Post-launch monitoring should track identity outcomes, not only chatbot satisfaction. Every customer-aware answer should be traceable to the entity ID, tool request, returned candidate count, source records, score, hitScore, action policy and whether the assistant answered, asked for verification or escalated.
Sample resolved and escalated conversations each week. Look for over-merge events, under-linked accounts, source-system conflicts, stale data and cases where the assistant had the right entity but used the wrong allowed field. These categories point to different fixes. A matching error belongs in the identity layer. A policy error belongs in the action layer. A response error belongs in the prompt or model layer.
Create a correction loop. When a support agent identifies a bad merge or missed link, the resolution layer should receive that feedback and downstream systems should stop relying on the old entity state. Without a correction loop, the same wrong customer context can keep appearing in agent conversations.
Measure review load as a first-class metric. If the threshold is too strict, the assistant becomes useless because every case escalates. If the threshold is too loose, wrong-customer risk rises. The right setting is the point where review volume is operationally manageable and high-risk actions remain protected.
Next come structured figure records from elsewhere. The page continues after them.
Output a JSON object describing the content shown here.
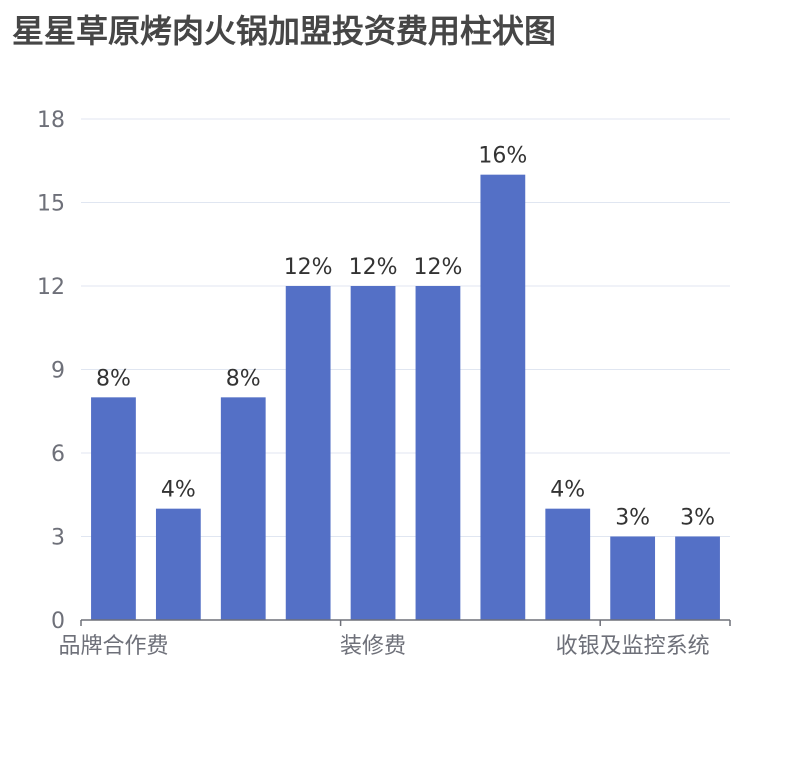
{
  "chart_data": {
    "type": "bar",
    "title": "星星草原烤肉火锅加盟投资费用柱状图",
    "categories": [
      "品牌合作费",
      "",
      "",
      "",
      "装修费",
      "",
      "",
      "",
      "收银及监控系统",
      ""
    ],
    "values": [
      8,
      4,
      8,
      12,
      12,
      12,
      16,
      4,
      3,
      3
    ],
    "data_labels": [
      "8%",
      "4%",
      "8%",
      "12%",
      "12%",
      "12%",
      "16%",
      "4%",
      "3%",
      "3%"
    ],
    "ylim": [
      0,
      18
    ],
    "yticks": [
      0,
      3,
      6,
      9,
      12,
      15,
      18
    ],
    "grid": true,
    "legend": "none",
    "bar_color": "#5470c6",
    "grid_color": "#e0e6f1",
    "axis_color": "#6e7079"
  }
}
Track false positives and false negatives separately. False positives are the privacy and compliance problem: two different customers become one context. False negatives are the service problem: one real customer stays split across accounts and the agent misses history. A single accuracy number can hide which failure mode is getting worse.
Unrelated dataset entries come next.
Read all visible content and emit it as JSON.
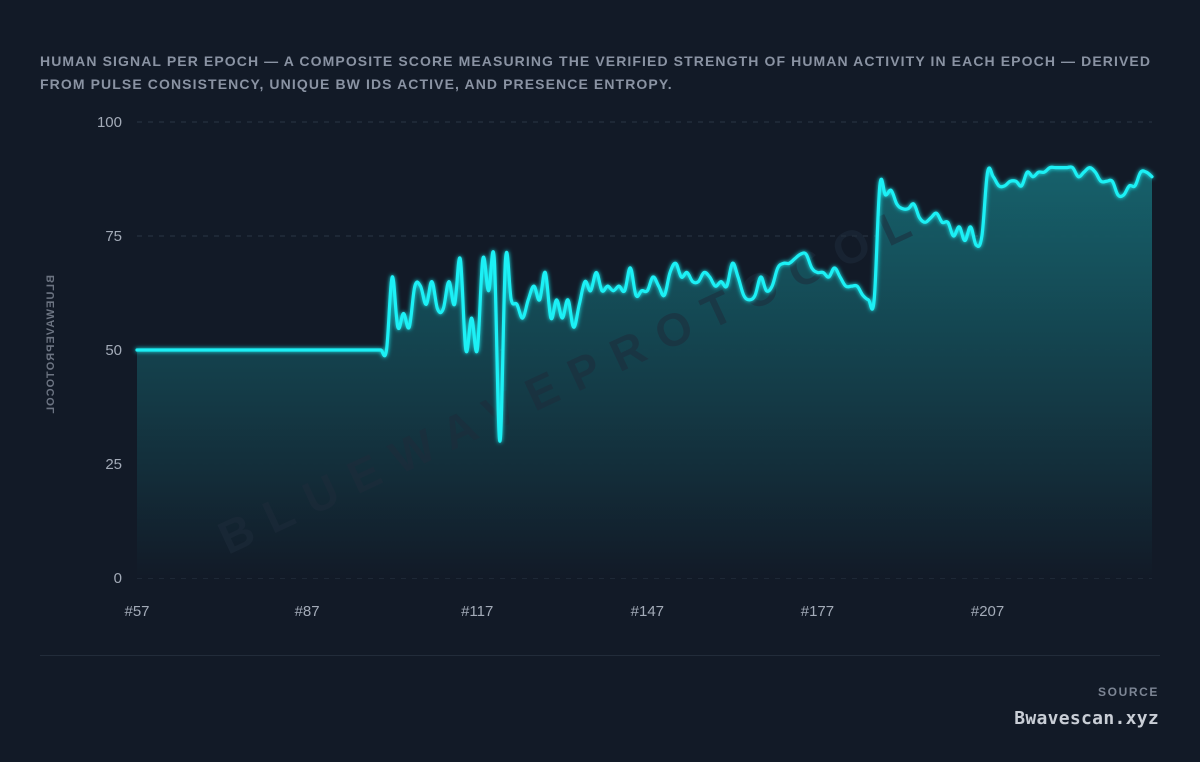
{
  "header": {
    "description": "HUMAN SIGNAL PER EPOCH — A COMPOSITE SCORE MEASURING THE VERIFIED STRENGTH OF HUMAN ACTIVITY IN EACH EPOCH — DERIVED FROM PULSE CONSISTENCY, UNIQUE BW IDS ACTIVE, AND PRESENCE ENTROPY."
  },
  "watermark": {
    "diagonal": "BLUEWAVEPROTOCOL",
    "vertical": "BLUEWAVEPROTOCOL"
  },
  "footer": {
    "source_label": "SOURCE",
    "source_value": "Bwavescan.xyz"
  },
  "colors": {
    "background": "#121a27",
    "line": "#1ff0f5",
    "area_top": "#16656f",
    "area_bottom": "#121a27",
    "grid": "#2b3645"
  },
  "chart_data": {
    "type": "area",
    "title": "",
    "xlabel": "",
    "ylabel": "",
    "ylim": [
      0,
      100
    ],
    "yticks": [
      "0",
      "25",
      "50",
      "75",
      "100"
    ],
    "xticks": [
      "#57",
      "#87",
      "#117",
      "#147",
      "#177",
      "#207"
    ],
    "xlim": [
      57,
      236
    ],
    "grid": true,
    "series": [
      {
        "x": [
          57,
          58,
          59,
          60,
          61,
          62,
          63,
          64,
          65,
          66,
          67,
          68,
          69,
          70,
          71,
          72,
          73,
          74,
          75,
          76,
          77,
          78,
          79,
          80,
          81,
          82,
          83,
          84,
          85,
          86,
          87,
          88,
          89,
          90,
          91,
          92,
          93,
          94,
          95,
          96,
          97,
          98,
          99,
          100,
          101,
          102,
          103,
          104,
          105,
          106,
          107,
          108,
          109,
          110,
          111,
          112,
          113,
          114,
          115,
          116,
          117,
          118,
          119,
          120,
          121,
          122,
          123,
          124,
          125,
          126,
          127,
          128,
          129,
          130,
          131,
          132,
          133,
          134,
          135,
          136,
          137,
          138,
          139,
          140,
          141,
          142,
          143,
          144,
          145,
          146,
          147,
          148,
          149,
          150,
          151,
          152,
          153,
          154,
          155,
          156,
          157,
          158,
          159,
          160,
          161,
          162,
          163,
          164,
          165,
          166,
          167,
          168,
          169,
          170,
          171,
          172,
          173,
          174,
          175,
          176,
          177,
          178,
          179,
          180,
          181,
          182,
          183,
          184,
          185,
          186,
          187,
          188,
          189,
          190,
          191,
          192,
          193,
          194,
          195,
          196,
          197,
          198,
          199,
          200,
          201,
          202,
          203,
          204,
          205,
          206,
          207,
          208,
          209,
          210,
          211,
          212,
          213,
          214,
          215,
          216,
          217,
          218,
          219,
          220,
          221,
          222,
          223,
          224,
          225,
          226,
          227,
          228,
          229,
          230,
          231,
          232,
          233,
          234,
          235,
          236
        ],
        "y": [
          50,
          50,
          50,
          50,
          50,
          50,
          50,
          50,
          50,
          50,
          50,
          50,
          50,
          50,
          50,
          50,
          50,
          50,
          50,
          50,
          50,
          50,
          50,
          50,
          50,
          50,
          50,
          50,
          50,
          50,
          50,
          50,
          50,
          50,
          50,
          50,
          50,
          50,
          50,
          50,
          50,
          50,
          50,
          50,
          50,
          66,
          55,
          58,
          55,
          64,
          64,
          60,
          65,
          59,
          59,
          65,
          60,
          70,
          50,
          57,
          50,
          70,
          63,
          70,
          30,
          70,
          61,
          60,
          57,
          61,
          64,
          61,
          67,
          57,
          61,
          57,
          61,
          55,
          60,
          65,
          63,
          67,
          63,
          64,
          63,
          64,
          63,
          68,
          62,
          63,
          63,
          66,
          64,
          62,
          67,
          69,
          66,
          67,
          65,
          65,
          67,
          66,
          64,
          65,
          64,
          69,
          66,
          62,
          61,
          62,
          66,
          63,
          64,
          68,
          69,
          69,
          70,
          71,
          71,
          68,
          67,
          67,
          66,
          68,
          66,
          64,
          64,
          64,
          62,
          61,
          61,
          86,
          84,
          85,
          82,
          81,
          81,
          82,
          79,
          78,
          79,
          80,
          78,
          78,
          75,
          77,
          74,
          77,
          73,
          75,
          89,
          88,
          86,
          86,
          87,
          87,
          86,
          89,
          88,
          89,
          89,
          90,
          90,
          90,
          90,
          90,
          88,
          89,
          90,
          89,
          87,
          87,
          87,
          84,
          84,
          86,
          86,
          89,
          89,
          88
        ]
      }
    ]
  }
}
Finally, maintain an adversarial test pack. Add every production incident or near miss to a regression set: same-name customers, shared households, duplicate source IDs, changed email, migrated billing account and business alias cases. Run that pack before model changes, retrieval changes and identity-rule changes.
FAQ
How can I prevent LLM agents from confusing two customers with similar names?
Resolve customer data before the agent receives context. The agent should query a stable entity ID and a resolved Customer 360 object, with confidence evidence, instead of choosing between raw CRM, support and billing fragments.
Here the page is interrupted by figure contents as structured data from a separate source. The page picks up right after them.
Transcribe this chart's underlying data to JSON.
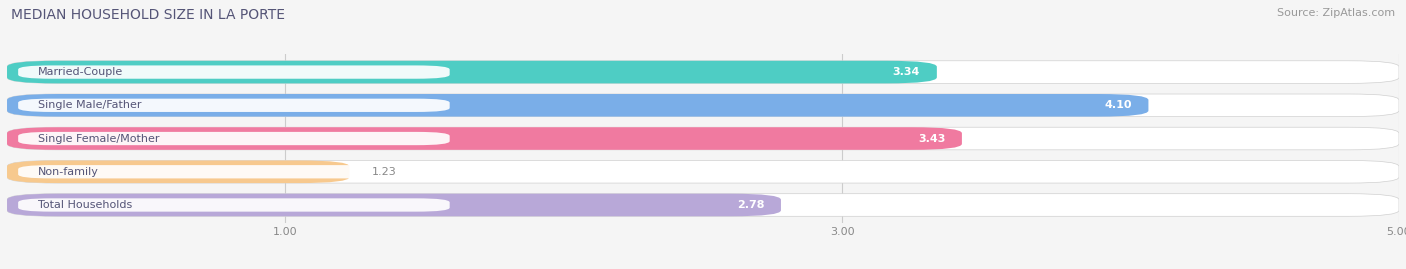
{
  "title": "MEDIAN HOUSEHOLD SIZE IN LA PORTE",
  "source": "Source: ZipAtlas.com",
  "categories": [
    "Married-Couple",
    "Single Male/Father",
    "Single Female/Mother",
    "Non-family",
    "Total Households"
  ],
  "values": [
    3.34,
    4.1,
    3.43,
    1.23,
    2.78
  ],
  "bar_colors": [
    "#4ecdc4",
    "#7aaee8",
    "#f07aa0",
    "#f7c98e",
    "#b8a8d8"
  ],
  "label_bg_color": "#ffffff",
  "bar_bg_color": "#e8e8e8",
  "page_bg_color": "#f5f5f5",
  "xlim_min": 0,
  "xlim_max": 5.0,
  "xticks": [
    1.0,
    3.0,
    5.0
  ],
  "title_fontsize": 10,
  "source_fontsize": 8,
  "label_fontsize": 8,
  "value_fontsize": 8,
  "label_color": "#555577",
  "value_color_inside": "#ffffff",
  "value_color_outside": "#888888",
  "grid_color": "#cccccc"
}
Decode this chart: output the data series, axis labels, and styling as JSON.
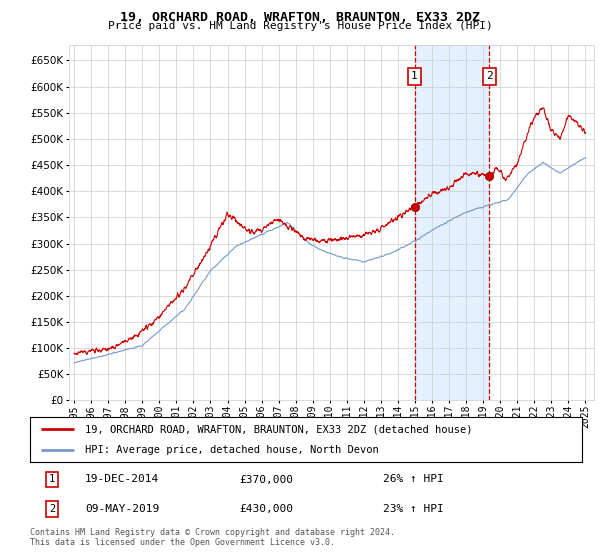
{
  "title": "19, ORCHARD ROAD, WRAFTON, BRAUNTON, EX33 2DZ",
  "subtitle": "Price paid vs. HM Land Registry's House Price Index (HPI)",
  "legend_line1": "19, ORCHARD ROAD, WRAFTON, BRAUNTON, EX33 2DZ (detached house)",
  "legend_line2": "HPI: Average price, detached house, North Devon",
  "transaction1_date": "19-DEC-2014",
  "transaction1_price": "£370,000",
  "transaction1_hpi": "26% ↑ HPI",
  "transaction2_date": "09-MAY-2019",
  "transaction2_price": "£430,000",
  "transaction2_hpi": "23% ↑ HPI",
  "footer": "Contains HM Land Registry data © Crown copyright and database right 2024.\nThis data is licensed under the Open Government Licence v3.0.",
  "ylim": [
    0,
    680000
  ],
  "yticks": [
    0,
    50000,
    100000,
    150000,
    200000,
    250000,
    300000,
    350000,
    400000,
    450000,
    500000,
    550000,
    600000,
    650000
  ],
  "background_color": "#ffffff",
  "grid_color": "#cccccc",
  "red_line_color": "#cc0000",
  "blue_line_color": "#7799cc",
  "shade_color": "#ddeeff",
  "transaction1_x": 2014.97,
  "transaction2_x": 2019.36,
  "title_fontsize": 9,
  "subtitle_fontsize": 8
}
Should an LLM decide whether two customer records are the same person?
Not as the production system of record. LLMs can help extract identifiers, summarize evidence or support low-volume review, but production identity matching should be scored, repeatable, auditable and governed outside the language model.
What is the difference between score and hitScore in Tilores search results?
The difference is entity quality versus search-parameter alignment. Tilores documentation describes score as the overall match quality within an entity and hitScore as how closely a search result aligns with the search parameters. Teams should calibrate both on their own data before using thresholds for automatic action.
What confidence threshold should auto-merge customer records?
There is no universal threshold. A safe pattern is to auto-use only a single high-confidence entity with strong identifiers and clean evidence, route medium-confidence or conflicting evidence to review, and avoid action when no candidate clears the workflow threshold.
Does vector search solve customer identity confusion?
No. Vector search can retrieve semantically similar documents or tickets, but it does not prove which customer, account or company the data belongs to. Use vector search for knowledge retrieval and identity resolution for customer context.
Where should human review fit?
Review belongs where the evidence is ambiguous, where two entities could plausibly match, where source systems conflict, or where the agent action could disclose data, change account state, approve credit, issue refunds or affect compliance.
How do I test whether agents are still mixing customers?
Build test cases with similar names, shared domains, changed emails, shared addresses, duplicate contacts, family members, businesses with aliases and known non-matches. Measure wrong-customer retrieval, over-merge, under-link, review volume and resolution latency.
Does Tilores resolve identity at query time?
No. Tilores resolves identities at ingestion. At query time, the agent retrieves and uses the already-resolved customer or entity context through APIs.